In 2016, he succeeded, blocking a bill on concealed weapon permits until the Senate’s former judiciary chairman pledged to hold a hearing. Kimpson’s bill reached the Senate floor in 2018 but never got a vote. He reintroduced the bill in 2019 and got a hearing, but the legislation never made it out of committee.
In Congress, U.S. Rep. James Clyburn has repeatedly sponsored legislation that would give the FBI up to 20 days to complete a background check. The U.S. House passed the bill in 2019 and in 2021, but neither received a vote on the U.S. Senate floor.

Now, Democratic state Sen. Deon Tedder, who sits in Kimpson’s former seat, has taken up the mantle and filed legislation. As has Rep. J.A. Moore, D-North Charleston, whose sister was killed in the Mother Emanuel shooting.
“I want to remind everyone here that there is a real, genuine impact behind making sure a background check is complete before proceeding with the gun sale. It’s not just a tagline,” said Beaufort High School junior Piper Kennedy.
“It could have saved the nine lives that were taken at Mother Emanuel church,” she continued. “But instead of focusing on solutions that we know prevent gun violence, this Legislature is (doing) just the opposite.”

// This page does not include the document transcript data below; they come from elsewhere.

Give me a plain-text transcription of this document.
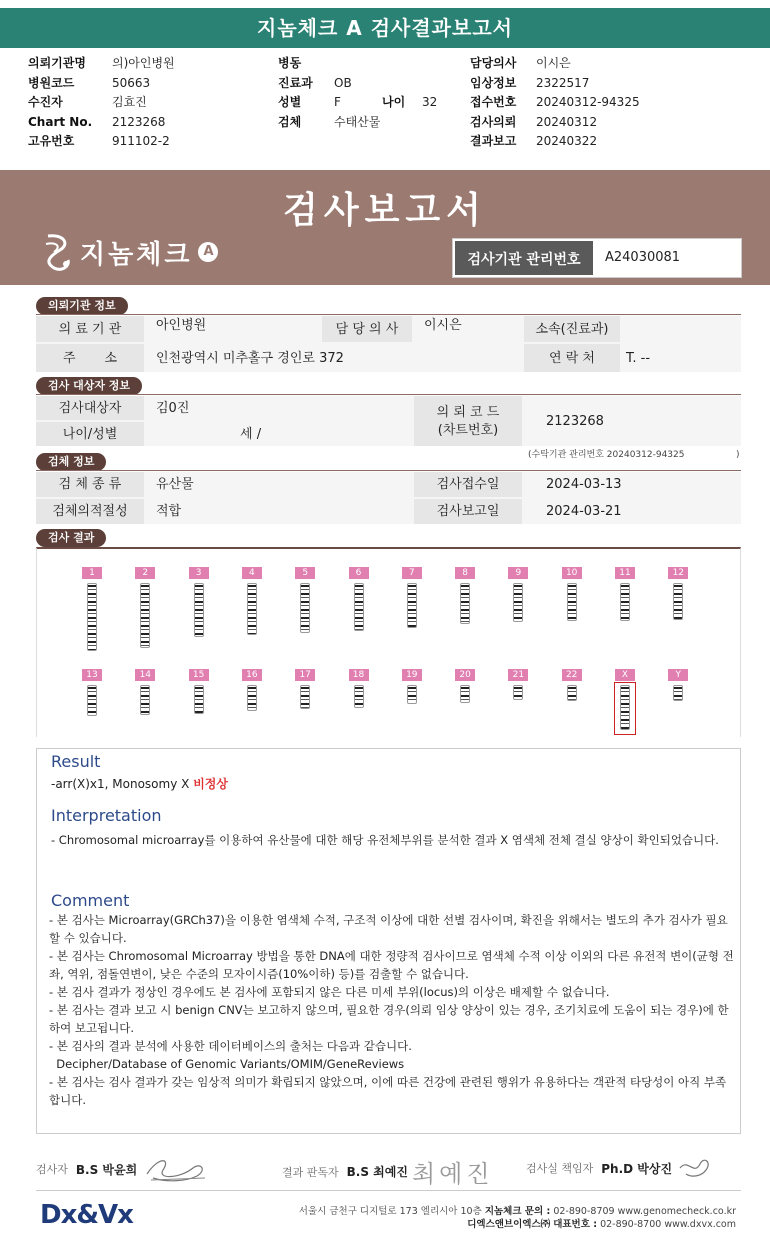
지놈체크 A 검사결과보고서
의뢰기관명	의)아인병원
병원코드	50663
수진자	김효진
Chart No.	2123268
고유번호	911102-2
병동
진료과	OB
성별	F	나이	32
검체	수태산물
담당의사	이시은
임상정보	2322517
접수번호	20240312-94325
검사의뢰	20240312
결과보고	20240322
검사보고서
지놈체크 A
검사기관 관리번호	A24030081
의뢰기관 정보
의 료 기 관	아인병원	담 당 의 사	이시은	소속(진료과)
주       소	인천광역시 미추홀구 경인로 372	연 락 처	T. --
검사 대상자 정보
검사대상자	김0진
나이/성별	세 /
의 뢰 코 드
(차트번호)
2123268
(수탁기관 관리번호 20240312-94325	)
검체 정보
검 체 종 류	유산물	검사접수일	2024-03-13
검체의적절성	적합	검사보고일	2024-03-21
검사 결과
1	2	3	4	5	6	7	8	9	10	11	12
13	14	15	16	17	18	19	20	21	22	X	Y
Result
-arr(X)x1, Monosomy X 비정상
Interpretation
- Chromosomal microarray를 이용하여 유산물에 대한 해당 유전체부위를 분석한 결과 X 염색체 전체 결실 양상이 확인되었습니다.
Comment
- 본 검사는 Microarray(GRCh37)을 이용한 염색체 수적, 구조적 이상에 대한 선별 검사이며, 확진을 위해서는 별도의 추가 검사가 필요할 수 있습니다.
- 본 검사는 Chromosomal Microarray 방법을 통한 DNA에 대한 정량적 검사이므로 염색체 수적 이상 이외의 다른 유전적 변이(균형 전좌, 역위, 점돌연변이, 낮은 수준의 모자이시즘(10%이하) 등)를 검출할 수 없습니다.
- 본 검사 결과가 정상인 경우에도 본 검사에 포함되지 않은 다른 미세 부위(locus)의 이상은 배제할 수 없습니다.
- 본 검사는 결과 보고 시 benign CNV는 보고하지 않으며, 필요한 경우(의뢰 임상 양상이 있는 경우, 조기치료에 도움이 되는 경우)에 한하여 보고됩니다.
- 본 검사의 결과 분석에 사용한 데이터베이스의 출처는 다음과 같습니다.
Decipher/Database of Genomic Variants/OMIM/GeneReviews
- 본 검사는 검사 결과가 갖는 임상적 의미가 확립되지 않았으며, 이에 따른 건강에 관련된 행위가 유용하다는 객관적 타당성이 아직 부족합니다.
검사자 B.S 박윤희	결과 판독자 B.S 최예진 최예진	검사실 책임자 Ph.D 박상진
Dx&Vx	서울시 금천구 디지털로 173 엘리시아 10층 지놈체크 문의 : 02-890-8709 www.genomecheck.co.kr
디엑스앤브이엑스㈜ 대표번호 : 02-890-8700 www.dxvx.com
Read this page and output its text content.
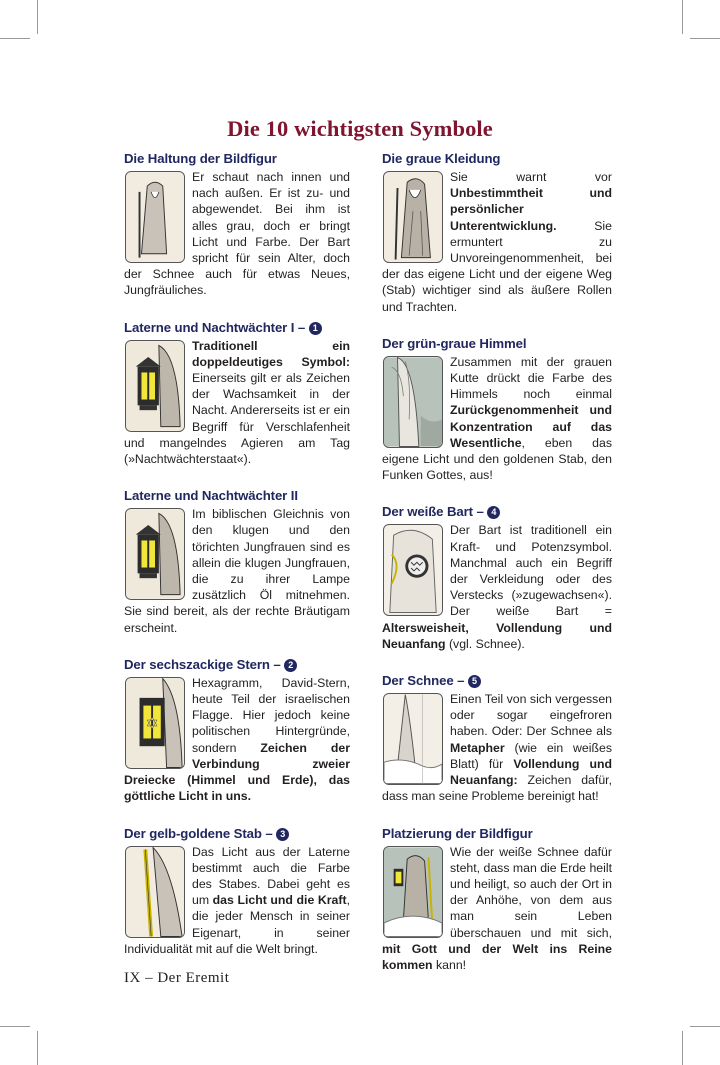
Die 10 wichtigsten Symbole
Die Haltung der Bildfigur

Er schaut nach innen und nach außen. Er ist zu- und abgewendet. Bei ihm ist alles grau, doch er bringt Licht und Farbe. Der Bart spricht für sein Alter, doch der Schnee auch für etwas Neues, Jungfräuliches.

Laterne und Nachtwächter I – 1

Traditionell ein doppeldeutiges Symbol: Einerseits gilt er als Zeichen der Wachsamkeit in der Nacht. Andererseits ist er ein Begriff für Verschlafenheit und mangelndes Agieren am Tag (»Nachtwächterstaat«).

Laterne und Nachtwächter II

Im biblischen Gleichnis von den klugen und den törichten Jungfrauen sind es allein die klugen Jungfrauen, die zu ihrer Lampe zusätzlich Öl mitnehmen. Sie sind bereit, als der rechte Bräutigam erscheint.

Der sechszackige Stern – 2

Hexagramm, David-Stern, heute Teil der israelischen Flagge. Hier jedoch keine politischen Hintergründe, sondern Zeichen der Verbindung zweier Dreiecke (Himmel und Erde), das göttliche Licht in uns.

Der gelb-goldene Stab – 3

Das Licht aus der Laterne bestimmt auch die Farbe des Stabes. Dabei geht es um das Licht und die Kraft, die jeder Mensch in seiner Eigenart, in seiner Individualität mit auf die Welt bringt.

Die graue Kleidung

Sie warnt vor Unbestimmtheit und persönlicher Unterentwicklung. Sie ermuntert zu Unvoreingenommenheit, bei der das eigene Licht und der eigene Weg (Stab) wichtiger sind als äußere Rollen und Trachten.

Der grün-graue Himmel

Zusammen mit der grauen Kutte drückt die Farbe des Himmels noch einmal Zurückgenommenheit und Konzentration auf das Wesentliche, eben das eigene Licht und den goldenen Stab, den Funken Gottes, aus!

Der weiße Bart – 4

Der Bart ist traditionell ein Kraft- und Potenzsymbol. Manchmal auch ein Begriff der Verkleidung oder des Verstecks (»zugewachsen«). Der weiße Bart = Altersweisheit, Vollendung und Neuanfang (vgl. Schnee).

Der Schnee – 5

Einen Teil von sich vergessen oder sogar eingefroren haben. Oder: Der Schnee als Metapher (wie ein weißes Blatt) für Vollendung und Neuanfang: Zeichen dafür, dass man seine Probleme bereinigt hat!

Platzierung der Bildfigur

Wie der weiße Schnee dafür steht, dass man die Erde heilt und heiligt, so auch der Ort in der Anhöhe, von dem aus man sein Leben überschauen und mit sich, mit Gott und der Welt ins Reine kommen kann!

IX – Der Eremit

Kennedy said she has grown up practicing active shooter drills at school and “knowing that a normal day could end in bloodshed.”

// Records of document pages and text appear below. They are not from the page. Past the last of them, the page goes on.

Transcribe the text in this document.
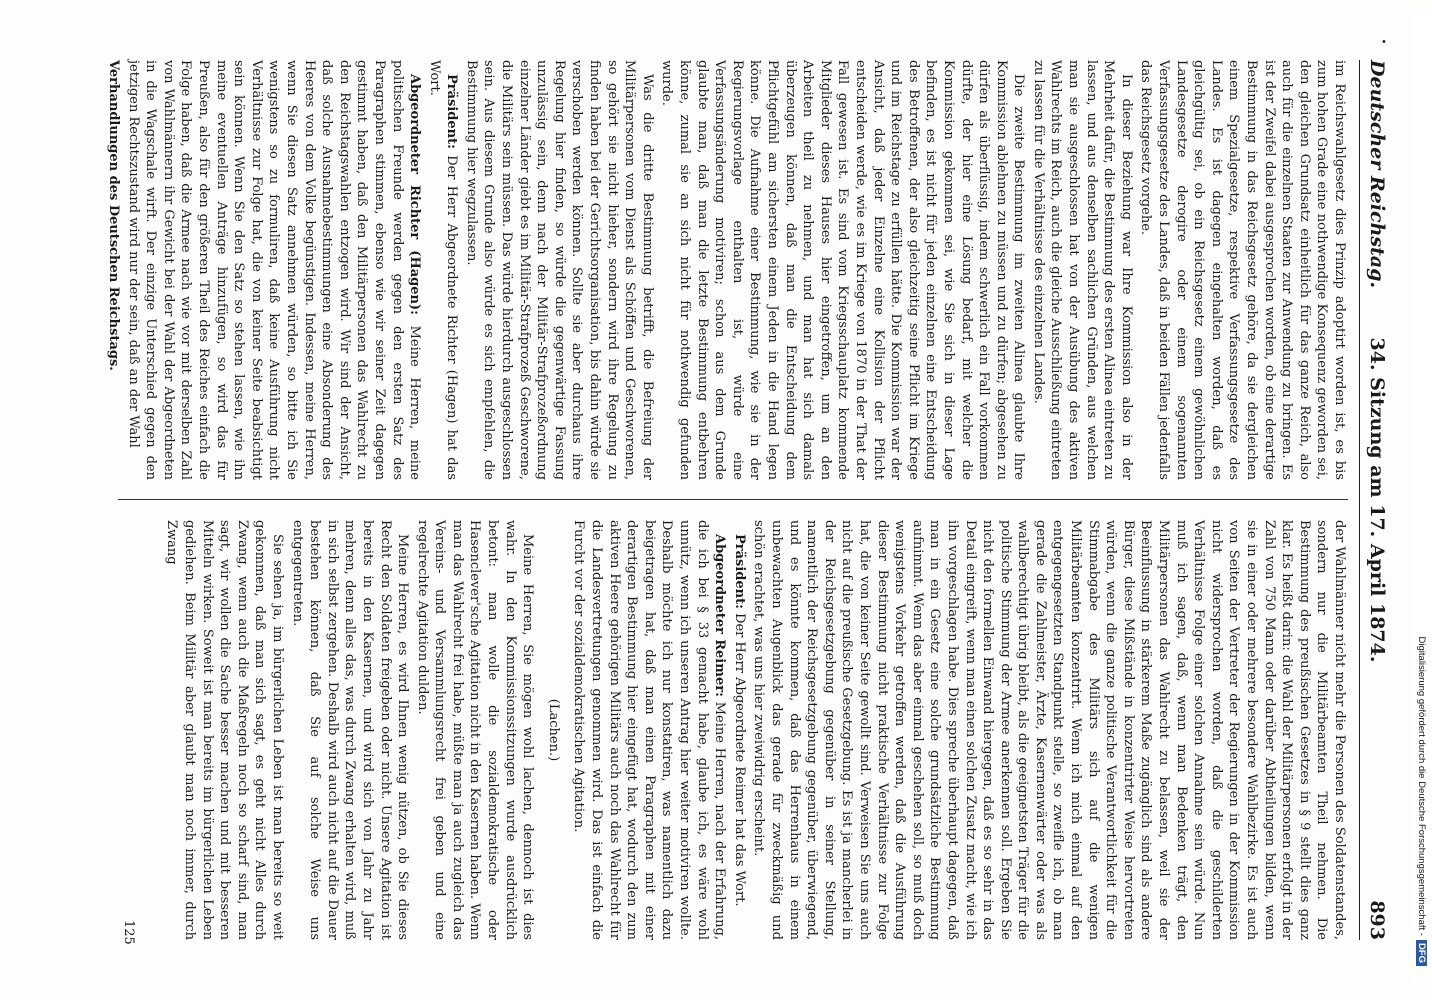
·
Deutscher Reichstag.
34. Sitzung am 17. April 1874.
893

im Reichswahlgesetz dies Prinzip adoptirt worden ist, es bis zum hohen Grade eine nothwendige Konsequenz geworden sei, den gleichen Grundsatz einheitlich für das ganze Reich, also auch für die einzelnen Staaten zur Anwendung zu bringen. Es ist der Zweifel dabei ausgesprochen worden, ob eine derartige Bestimmung in das Reichsgesetz gehöre, da sie dergleichen einem Spezialgesetze, respektive Verfassungsgesetze des Landes. Es ist dagegen eingehalten worden, daß es gleichgültig sei, ob ein Reichsgesetz einem gewöhnlichen Landesgesetze derogire oder einem sogenannten Verfassungsgesetze des Landes, daß in beiden Fällen jedenfalls das Reichsgesetz vorgehe.

In dieser Beziehung war Ihre Kommission also in der Mehrheit dafür, die Bestimmung des ersten Alinea eintreten zu lassen, und aus denselben sachlichen Gründen, aus welchen man sie ausgeschlossen hat von der Ausübung des aktiven Wahlrechts im Reich, auch die gleiche Ausschließung eintreten zu lassen für die Verhältnisse des einzelnen Landes.

Die zweite Bestimmung im zweiten Alinea glaubte Ihre Kommission ablehnen zu müssen und zu dürfen; abgesehen zu dürfen als überflüssig, indem schwerlich ein Fall vorkommen dürfte, der hier eine Lösung bedarf, mit welcher die Kommission gekommen sei, wie Sie sich in dieser Lage befinden, es ist nicht für jeden einzelnen eine Entscheidung des Betroffenen, der also gleichzeitig seine Pflicht im Kriege und im Reichstage zu erfüllen hätte. Die Kommission war der Ansicht, daß jeder Einzelne eine Kollision der Pflicht entscheiden werde, wie es im Kriege von 1870 in der That der Fall gewesen ist. Es sind vom Kriegsschauplatz kommende Mitglieder dieses Hauses hier eingetroffen, um an den Arbeiten theil zu nehmen, und man hat sich damals überzeugen können, daß man die Entscheidung dem Pflichtgefühl am sichersten einem Jeden in die Hand legen könne. Die Aufnahme einer Bestimmung, wie sie in der Regierungsvorlage enthalten ist, würde eine Verfassungsänderung motiviren; schon aus dem Grunde glaubte man, daß man die letzte Bestimmung entbehren könne, zumal sie an sich nicht für nothwendig gefunden wurde.

Was die dritte Bestimmung betrifft, die Befreiung der Militärpersonen vom Dienst als Schöffen und Geschworenen, so gehört sie nicht hieher, sondern wird ihre Regelung zu finden haben bei der Gerichtsorganisation, bis dahin würde sie verschoben werden können. Sollte sie aber durchaus ihre Regelung hier finden, so würde die gegenwärtige Fassung unzulässig sein, denn nach der Militär-Strafprozeßordnung einzelner Länder giebt es im Militär-Strafprozeß Geschworene, die Militärs sein müssen. Das würde hierdurch ausgeschlossen sein. Aus diesem Grunde also würde es sich empfehlen, die Bestimmung hier wegzulassen.

Präsident: Der Herr Abgeordnete Richter (Hagen) hat das Wort.

Abgeordneter Richter (Hagen): Meine Herren, meine politischen Freunde werden gegen den ersten Satz des Paragraphen stimmen, ebenso wie wir seiner Zeit dagegen gestimmt haben, daß den Militärpersonen das Wahlrecht zu den Reichstagswahlen entzogen wird. Wir sind der Ansicht, daß solche Ausnahmebestimmungen eine Absonderung des Heeres von dem Volke begünstigen. Indessen, meine Herren, wenn Sie diesen Satz annehmen würden, so bitte ich Sie wenigstens so zu formuliren, daß keine Ausführung nicht Verhältnisse zur Folge hat, die von keiner Seite beabsichtigt sein können. Wenn Sie den Satz so stehen lassen, wie ihn meine eventuellen Anträge hinzufügen, so wird das für Preußen, also für den größeren Theil des Reiches einfach die Folge haben, daß die Armee nach wie vor mit derselben Zahl von Wahlmännern ihr Gewicht bei der Wahl der Abgeordneten in die Wagschale wirft. Der einzige Unterschied gegen den jetzigen Rechtszustand wird nur der sein, daß an der Wahl

Verhandlungen des Deutschen Reichstags.

der Wahlmänner nicht mehr die Personen des Soldatenstandes, sondern nur die Militärbeamten Theil nehmen. Die Bestimmung des preußischen Gesetzes in § 9 stellt dies ganz klar. Es heißt darin: die Wahl der Militärpersonen erfolgt in der Zahl von 750 Mann oder darüber Abtheilungen bilden, wenn sie in einer oder mehrere besondere Wahlbezirke. Es ist auch von Seiten der Vertreter der Regierungen in der Kommission nicht widersprochen worden, daß die geschilderten Verhältnisse Folge einer solchen Annahme sein würde. Nun muß ich sagen, daß, wenn man Bedenken trägt, den Militärpersonen das Wahlrecht zu belassen, weil sie der Beeinflussung in stärkerem Maße zugänglich sind als andere Bürger, diese Mißstände in konzentrirter Weise hervortreten würden, wenn die ganze politische Verantwortlichkeit für die Stimmabgabe des Militärs sich auf die wenigen Militärbeamten konzentrirt. Wenn ich mich einmal auf den entgegengesetzten Standpunkt stelle, so zweifle ich, ob man gerade die Zahlmeister, Ärzte, Kasernenwärter oder was als wahlberechtigt übrig bleibt, als die geeignetsten Träger für die politische Stimmung der Armee anerkennen soll. Ergeben Sie nicht den formellen Einwand hiergegen, daß es so sehr in das Detail eingreift, wenn man einen solchen Zusatz macht, wie ich ihn vorgeschlagen habe. Dies spreche überhaupt dagegen, daß man in ein Gesetz eine solche grundsätzliche Bestimmung aufnimmt. Wenn das aber einmal geschehen soll, so muß doch wenigstens Vorkehr getroffen werden, daß die Ausführung dieser Bestimmung nicht praktische Verhältnisse zur Folge hat, die von keiner Seite gewollt sind. Verweisen Sie uns auch nicht auf die preußische Gesetzgebung. Es ist ja mancherlei in der Reichsgesetzgebung gegenüber in seiner Stellung, namentlich der Reichsgesetzgebung gegenüber, überwiegend, und es könnte kommen, daß das Herrenhaus in einem unbewachten Augenblick das gerade für zweckmäßig und schön erachtet, was uns hier zweiwidrig erscheint.

Präsident: Der Herr Abgeordnete Reimer hat das Wort.

Abgeordneter Reimer: Meine Herren, nach der Erfahrung, die ich bei § 33 gemacht habe, glaube ich, es wäre wohl unnütz, wenn ich unseren Antrag hier weiter motiviren wollte. Deshalb möchte ich nur konstatiren, was namentlich dazu beigetragen hat, daß man einen Paragraphen mit einer derartigen Bestimmung hier eingefügt hat, wodurch den zum aktiven Heere gehörigen Militärs auch noch das Wahlrecht für die Landesvertretungen genommen wird. Das ist einfach die Furcht vor der sozialdemokratischen Agitation.

(Lachen.)

Meine Herren, Sie mögen wohl lachen, dennoch ist dies wahr. In den Kommissionssitzungen wurde ausdrücklich betont: man wolle die sozialdemokratische oder Hasenclever'sche Agitation nicht in den Kasernen haben. Wenn man das Wahlrecht frei habe, müßte man ja auch zugleich das Vereins- und Versammlungsrecht frei geben und eine regelrechte Agitation dulden.

Meine Herren, es wird Ihnen wenig nützen, ob Sie dieses Recht den Soldaten freigeben oder nicht. Unsere Agitation ist bereits in den Kasernen, und wird sich von Jahr zu Jahr mehren, denn alles das, was durch Zwang erhalten wird, muß in sich selbst zergehen. Deshalb wird auch nicht auf die Dauer bestehen können, daß Sie auf solche Weise uns entgegentreten.

Sie sehen ja, im bürgerlichen Leben ist man bereits so weit gekommen, daß man sich sagt, es geht nicht Alles durch Zwang, wenn auch die Maßregeln noch so scharf sind, man sagt, wir wollen die Sache besser machen und mit besseren Mitteln wirken. Soweit ist man bereits im bürgerlichen Leben gediehen. Beim Militär aber glaubt man noch immer, durch Zwang

125	Digitalisierung gefördert durch die Deutsche Forschungsgemeinschaft -DFG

In 2022, those drills became more real after a spate of hoax calls to schools around the state had students in lock down afraid there was a school shooter roaming the halls.

In addition to the loophole bill, the activists called for funding of community violence intervention programs and laws to criminally charge gun owners who do not securely store firearms.
“We want to be able to go outside and walk our dog. We want to be able to sit on our porch. We want to even be able to go to sleep at night without hearing gunshots,” said Trevon Fordham, who runs the city of Columbia’s violent crime prevention office. “And while that may sound like something from a movie for some folks, it is the reality for a lot of folks we talk to because of gun violence.”
Grant commended House budget writers for allocating money in their budget plan to pay for police officers in every public school in the state. But the activists were not under any illusion that legislators were likely to take up other measures.
Instead, legislators have expanded gun access, passing a law last March that made it legal to carry handguns without a permit, said Patty Tuttle, a volunteer with Moms Demand Action in South Carolina.
“They have a history of not acting on this and it’s inexcusable,” she said.